Yellowstone's roaming wildlife can be one of its biggest draws, and bison are no exception. However, according to the park's post, this annual summer event can lead to displays of strength that are less frequent at other times of the year.
"What is rut? The rut, or mating, season is the time of year that bison congregate in large herds to compete, socialize, and eventually breed," officials explain. "Male bison (bulls) fight with each other to prove they are strong mates to the females of the herd. Bulls will mate with multiple females over the course of a single season, however female bison (cows) will mate with only one bull. Rut lasts from mid-July through September."
Vistiors have posted videos of close encounters with bison on social media.
The park's announcement came just days after visitors to the park caught a close encounter with the animals on film. In a video posted to Facebook on Aug. 18, Yellowstone tourist William Ogonowski managed to catch a couple of bison duking it out on the ride next to the car stopped in front of him, per For The Win. Moments after he points out how close the scuffle is happening to the other visitors, one of the bison turns and rams the nearby vehicle with its head.
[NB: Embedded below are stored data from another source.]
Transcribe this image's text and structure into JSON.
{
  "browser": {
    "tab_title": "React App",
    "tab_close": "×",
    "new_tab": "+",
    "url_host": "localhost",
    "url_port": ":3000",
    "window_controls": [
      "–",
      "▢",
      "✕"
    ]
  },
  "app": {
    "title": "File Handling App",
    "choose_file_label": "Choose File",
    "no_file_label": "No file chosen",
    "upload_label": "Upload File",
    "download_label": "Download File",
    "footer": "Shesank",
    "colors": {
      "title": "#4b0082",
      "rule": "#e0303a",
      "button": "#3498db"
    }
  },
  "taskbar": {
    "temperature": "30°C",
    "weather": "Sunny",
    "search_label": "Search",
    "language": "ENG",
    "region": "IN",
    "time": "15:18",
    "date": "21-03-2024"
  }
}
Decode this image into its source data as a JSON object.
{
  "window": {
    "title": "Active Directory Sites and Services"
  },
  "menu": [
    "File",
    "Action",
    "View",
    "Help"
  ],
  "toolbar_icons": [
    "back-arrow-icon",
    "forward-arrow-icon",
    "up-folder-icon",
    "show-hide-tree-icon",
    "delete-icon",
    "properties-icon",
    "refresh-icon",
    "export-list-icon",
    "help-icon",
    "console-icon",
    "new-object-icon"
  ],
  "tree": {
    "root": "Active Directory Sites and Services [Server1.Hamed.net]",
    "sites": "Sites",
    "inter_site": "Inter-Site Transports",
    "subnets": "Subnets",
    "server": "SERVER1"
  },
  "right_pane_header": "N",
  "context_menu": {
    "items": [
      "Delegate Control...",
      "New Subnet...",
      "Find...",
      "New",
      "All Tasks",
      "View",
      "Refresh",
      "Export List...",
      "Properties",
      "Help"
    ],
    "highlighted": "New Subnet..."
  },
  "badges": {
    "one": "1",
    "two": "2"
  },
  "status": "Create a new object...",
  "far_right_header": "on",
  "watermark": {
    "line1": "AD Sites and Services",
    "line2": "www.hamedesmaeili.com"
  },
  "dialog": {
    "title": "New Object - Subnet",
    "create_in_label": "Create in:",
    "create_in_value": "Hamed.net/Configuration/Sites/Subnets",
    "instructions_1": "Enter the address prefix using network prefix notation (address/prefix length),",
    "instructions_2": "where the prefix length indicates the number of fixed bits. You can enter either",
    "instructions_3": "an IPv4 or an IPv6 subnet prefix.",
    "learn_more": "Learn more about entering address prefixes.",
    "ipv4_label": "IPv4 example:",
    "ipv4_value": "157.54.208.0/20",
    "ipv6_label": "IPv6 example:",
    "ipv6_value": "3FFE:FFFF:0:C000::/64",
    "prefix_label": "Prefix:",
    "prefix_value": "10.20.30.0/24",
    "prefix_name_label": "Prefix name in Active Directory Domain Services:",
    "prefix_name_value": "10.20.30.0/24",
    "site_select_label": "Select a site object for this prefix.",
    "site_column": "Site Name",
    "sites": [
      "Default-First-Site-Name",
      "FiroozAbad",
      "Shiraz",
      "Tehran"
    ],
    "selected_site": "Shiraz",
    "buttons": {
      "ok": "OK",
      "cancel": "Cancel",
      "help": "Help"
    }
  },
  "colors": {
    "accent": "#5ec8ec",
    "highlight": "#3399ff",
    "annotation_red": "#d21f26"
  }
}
It's not the only example of the rut being caught on film. In a video posted to Facebook on Aug. 8 by regular park visitor Cindy Shaffer, tourists can be seen pulling over and stopping their vehicles to witness two bison coming to blows on the roadway. At one point, a pair of visitors get too close to the dueling animals in an attempt to get a photo as other guests yell out warnings such as "back up" and "they will kill you," per The New York Post. As a result, Shaffer ultimately shared the video with the title "What not to do."